As for putting in the balsa I did the following. I would lay out about 50 1 cup containers on the table and fill them all with resin, then I would put in the thicking powder so it was pretty dam thick and would be able to fill the biggest gap that could happen as I glassed in my new foam balsa, (I used the foam balsa). It took one cup of resin for each piece of balsa I glued back in. I also put my balsa in with anywhere from 6 to 10 inch squares, I did not try to put any bigger pieces than that in at a time. I would not put the hardner in until I was ready to use the cup, it would take a couple of hours to to thru all the cups. I would fill in around ever square of the balsa and then put at least a 1/4" thick layer of my thick resin/harder over the piece, along with a 1/4" slap of resin/harder on the overhead. I held each piece in place until the resin kicked. Lots of resin would squirt out as I put the pieces in place, just had to keep one area clean for the next piece to go in place.
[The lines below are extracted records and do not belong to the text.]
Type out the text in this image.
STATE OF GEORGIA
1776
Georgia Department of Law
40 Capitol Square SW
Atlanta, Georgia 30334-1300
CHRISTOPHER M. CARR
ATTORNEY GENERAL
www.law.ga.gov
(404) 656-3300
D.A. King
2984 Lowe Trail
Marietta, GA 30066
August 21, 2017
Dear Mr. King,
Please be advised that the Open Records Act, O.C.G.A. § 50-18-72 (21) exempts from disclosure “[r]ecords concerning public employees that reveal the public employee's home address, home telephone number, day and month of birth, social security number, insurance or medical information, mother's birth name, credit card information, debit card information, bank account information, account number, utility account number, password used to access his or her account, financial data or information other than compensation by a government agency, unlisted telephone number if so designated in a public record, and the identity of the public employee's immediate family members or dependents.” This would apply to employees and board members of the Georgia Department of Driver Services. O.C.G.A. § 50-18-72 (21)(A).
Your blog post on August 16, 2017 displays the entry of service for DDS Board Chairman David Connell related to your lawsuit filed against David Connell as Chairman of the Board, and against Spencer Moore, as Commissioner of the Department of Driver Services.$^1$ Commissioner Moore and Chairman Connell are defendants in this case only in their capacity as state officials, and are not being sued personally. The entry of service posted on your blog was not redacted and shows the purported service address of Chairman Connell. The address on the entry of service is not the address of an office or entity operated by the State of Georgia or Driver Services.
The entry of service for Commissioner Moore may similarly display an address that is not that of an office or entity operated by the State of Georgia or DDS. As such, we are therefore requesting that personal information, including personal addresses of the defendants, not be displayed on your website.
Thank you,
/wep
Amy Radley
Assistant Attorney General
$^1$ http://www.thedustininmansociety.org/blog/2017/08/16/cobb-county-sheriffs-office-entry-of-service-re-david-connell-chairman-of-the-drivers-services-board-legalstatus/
Gotta say you are doing the right thing with yours, I think it is worth every penny and I think I spent around $2,000 for all my fiberglass repairs, It is worth the hours you spend to get it done also. Gotta say I love, love, love those 36 grit sanding disk, they saved me alot of time.

Keep up the good work.

Mike
E-39B
S/V Sea Maid
 

Wander

Member II
Fortunately I have a good friend that is a fiberglass expert. With his guidance I hope to make short work of things. Tonight the grinding begins!